At the same time, China’s economic rise means that home, education and childcare costs are skyrocketing, making social mobility and the ability to provide a good education for children more difficult. In 2020, the cost of raising a child in China reached $309,000, compared to $233,000 in the United States. China’s highly competitive schools and workplaces have triggered movements such as ‘lying down’ and ‘regression’. It symbolizes an increasing rejection of the brutal system by young people, with some young Chinese refusing marriage altogether and vowing to remain single, with the number of new marriages in China last year dropping to It hits a record low of her 7.6 million, contributing to the low birth rate.
“Over the years … some of the financial and social competitive pressures to get ahead have [in] Enough for this generation.” Young China: How a restless generation will change the country and the world, Said luck. A decade ago, he says, the decision to not have children in exchange for a better lifestyle was prejudiced. But now, says Dychtwald, this “all-consuming centrality of having children to complete the family.” [is] “Loosening their grip” on Chinese youth.
population time bomb
Beijing now hopes to avert an ever-changing demographic time bomb that could threaten economic growth and political stability at a crucial time for China’s future. In 2016, the one-child policy was withdrawn. In 2018, a professor at a top Chinese university sparked a wave of criticism online when he proposed taxing “DINK” households. Last year, Beijing introduced her three-child policy and began discouraging abortions. Local governments, meanwhile, offer cash subsidies for couples with multiple children, in addition to perks such as discounts on in vitro fertilization and preferential housing policies.
On Xiaohongshu, a Chinese internet platform that combines Pinterest and Instagram, users discussed recent government policies, with one individual calling the measures “useless. The reality is so cruel. [with children] You can’t compete for jobs with people who don’t have children.
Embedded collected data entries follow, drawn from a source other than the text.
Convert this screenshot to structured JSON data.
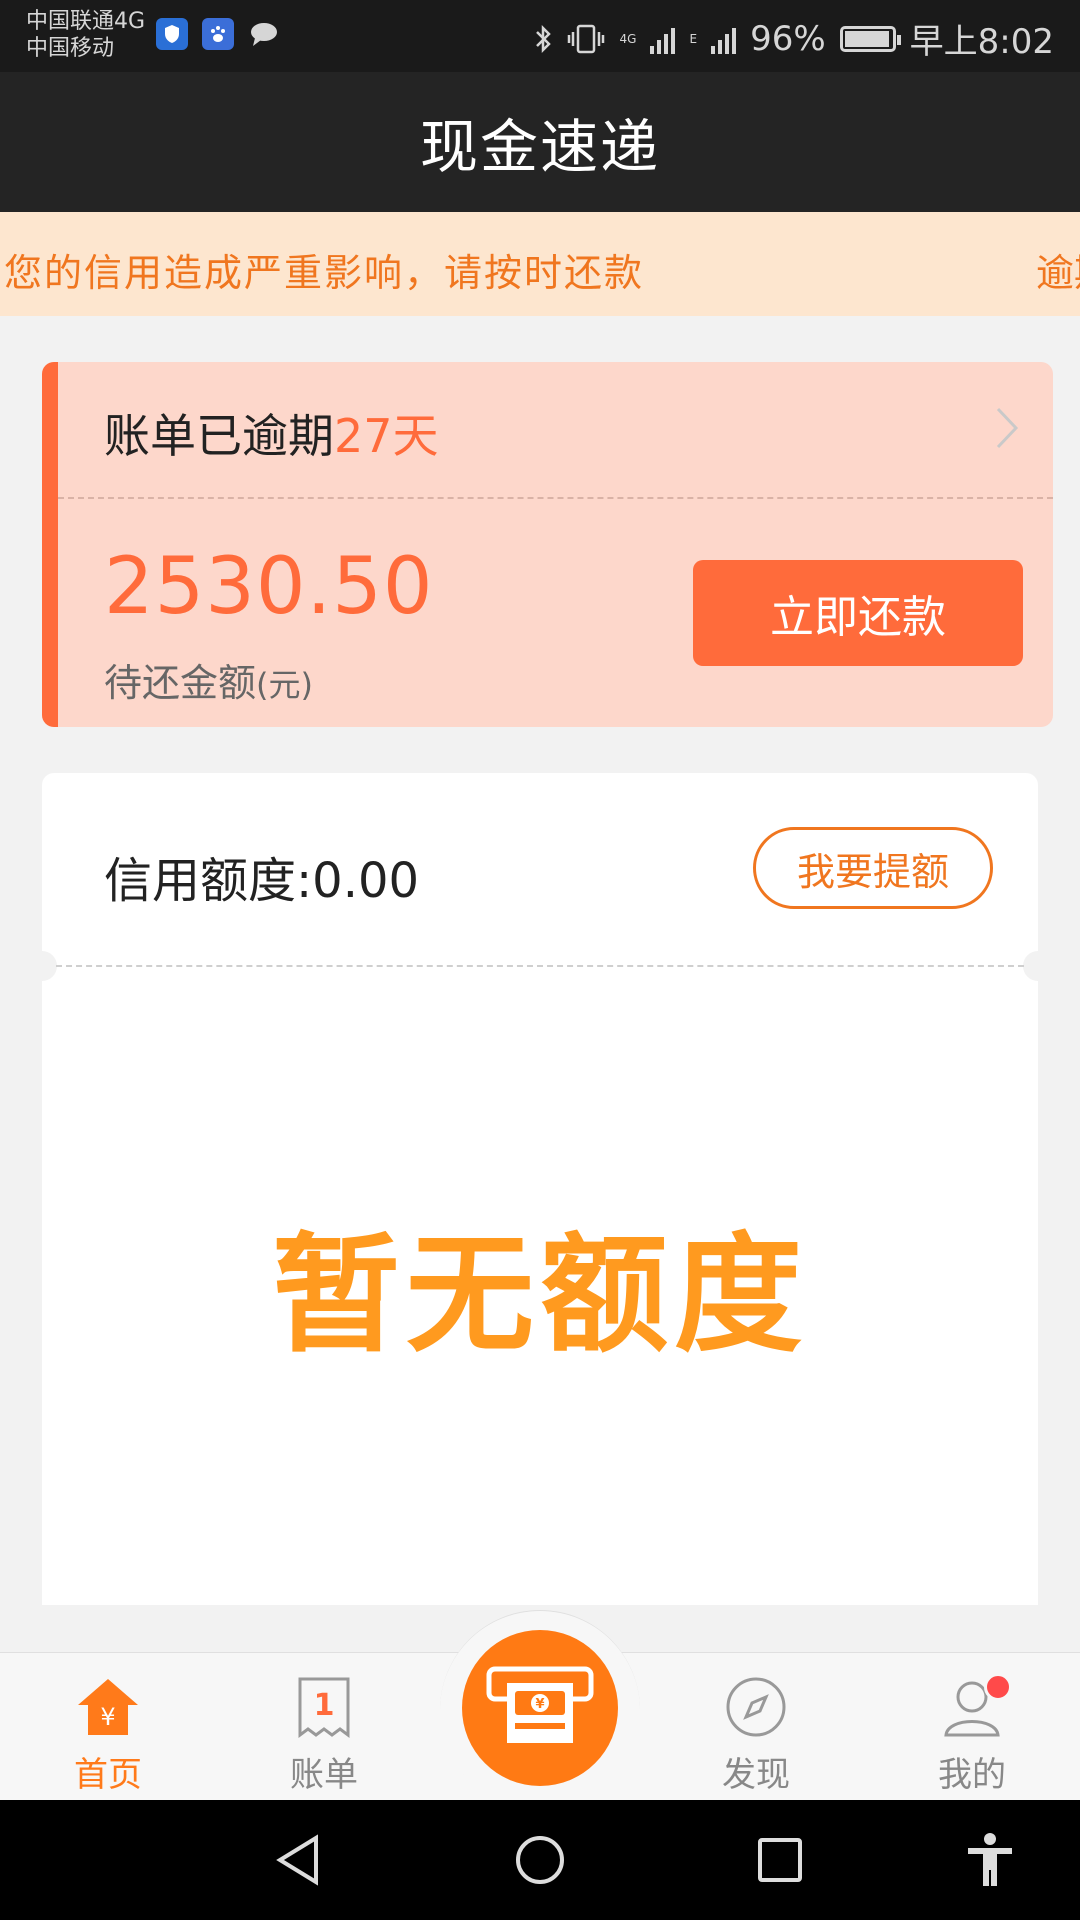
{
  "status_bar": {
    "carrier_1": "中国联通4G",
    "carrier_2": "中国移动",
    "network_1": "4G",
    "network_2": "E",
    "battery": "96%",
    "time": "早上8:02",
    "icons": [
      "shield-app-icon",
      "baidu-app-icon",
      "message-icon",
      "bluetooth-icon",
      "vibrate-icon",
      "signal-icon",
      "signal-icon",
      "battery-icon"
    ]
  },
  "header": {
    "title": "现金速递"
  },
  "notice": {
    "text": "您的信用造成严重影响，请按时还款",
    "text_next": "逾期"
  },
  "overdue": {
    "prefix": "账单已逾期",
    "days": "27天",
    "amount": "2530.50",
    "amount_label": "待还金额",
    "amount_unit": "(元)",
    "pay_button": "立即还款"
  },
  "credit": {
    "label": "信用额度:0.00",
    "raise_button": "我要提额",
    "empty_text": "暂无额度"
  },
  "tabs": [
    {
      "label": "首页",
      "icon": "home-yuan-icon",
      "active": true
    },
    {
      "label": "账单",
      "icon": "bill-icon",
      "active": false
    },
    {
      "label": "发现",
      "icon": "compass-icon",
      "active": false
    },
    {
      "label": "我的",
      "icon": "user-icon",
      "active": false
    }
  ],
  "center_action": {
    "icon": "cash-machine-icon"
  },
  "colors": {
    "accent": "#ff6b3b",
    "tab_active": "#ff7a1a",
    "empty_text": "#ff9a1f",
    "notice_bg": "#fde6cf",
    "overdue_bg": "#fdd7cb"
  }
}
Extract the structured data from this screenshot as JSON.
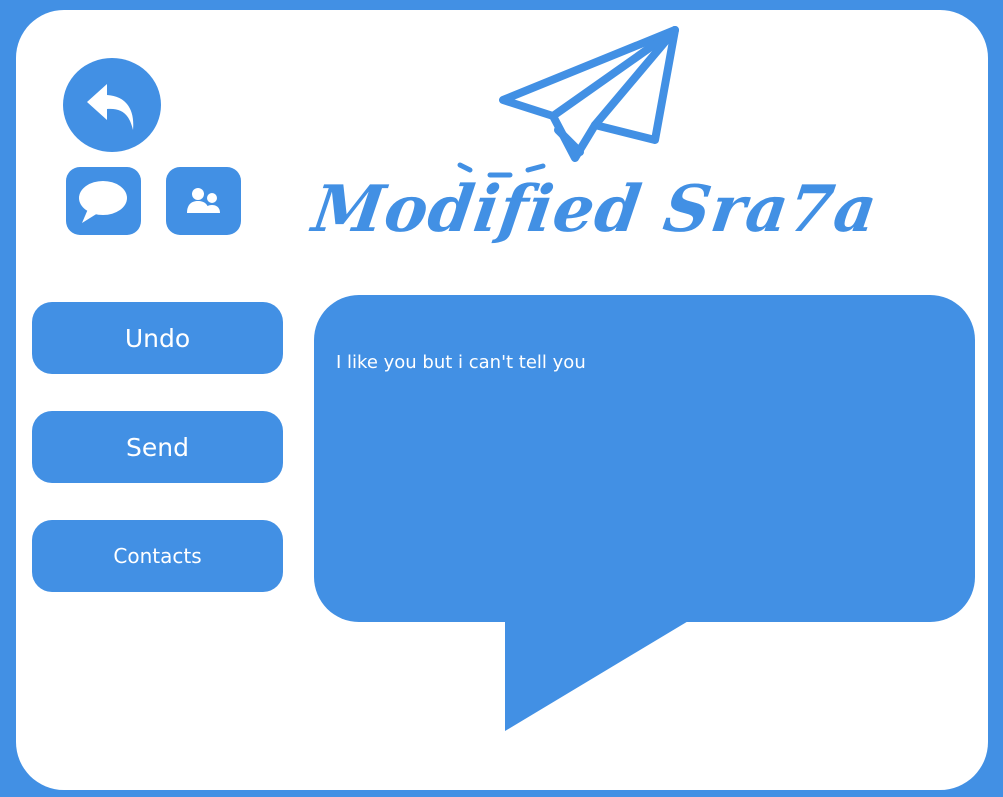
{
  "app": {
    "title": "Modified Sra7a"
  },
  "colors": {
    "accent": "#4290e4",
    "panel": "#ffffff",
    "text_on_accent": "#ffffff"
  },
  "toolbar": {
    "back_icon": "reply-arrow-icon",
    "messages_icon": "chat-bubble-icon",
    "contacts_icon": "people-icon"
  },
  "logo": {
    "icon": "paper-plane-icon"
  },
  "buttons": {
    "undo_label": "Undo",
    "send_label": "Send",
    "contacts_label": "Contacts"
  },
  "message": {
    "text": "I like you but i can't tell you"
  }
}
Employers prefer people without children. You lose money, time, and competitiveness when you’re with kids. ”
Remedy did not help. China’s birth count is set to drop to her record low of less than 10 million this year.
According to the United Nations’ 2022 World Population Prospects, China’s population will start declining a decade ahead of schedule this year. By 2050, China’s working-age population will fall from about 987 million today to 767 million, he wrote in the United Nations World Economic Forum in July. Despite predictions that this will be the “Chinese century,” China’s population projections suggest that influence could shift elsewhere. “
Yeung argues that Beijing’s policies “had little effect” in encouraging young people to have children, in part because social norms took hold after 40 years of the one-child policy. Recent challenges, such as China’s draconian “no-coronavirus” policy that has resulted in severe lockdowns, coupled with China’s economic slowdown and looming property crisis, have further increased people’s uncertainty about the future. says Yeung.
And current government measures won’t be enough to reverse China’s demographic tide. Singapore Institutional Renewal: Realigning Socioeconomic Policies for the 21st Century said an associate professor of public policy at NUS. luck. Such financial incentives are insufficient, he said. This is because Beijing must first correct the deeper social problems that plague China, such as the lack of work-life balance and the high cost of living, especially for childcare and education.
For Liu and many young Chinese like him, having children is “more of a luxury than a necessity,” says Dichtwald. Liu agrees and admits that his dog, Sweet His Potato, is close enough that he wants to have children.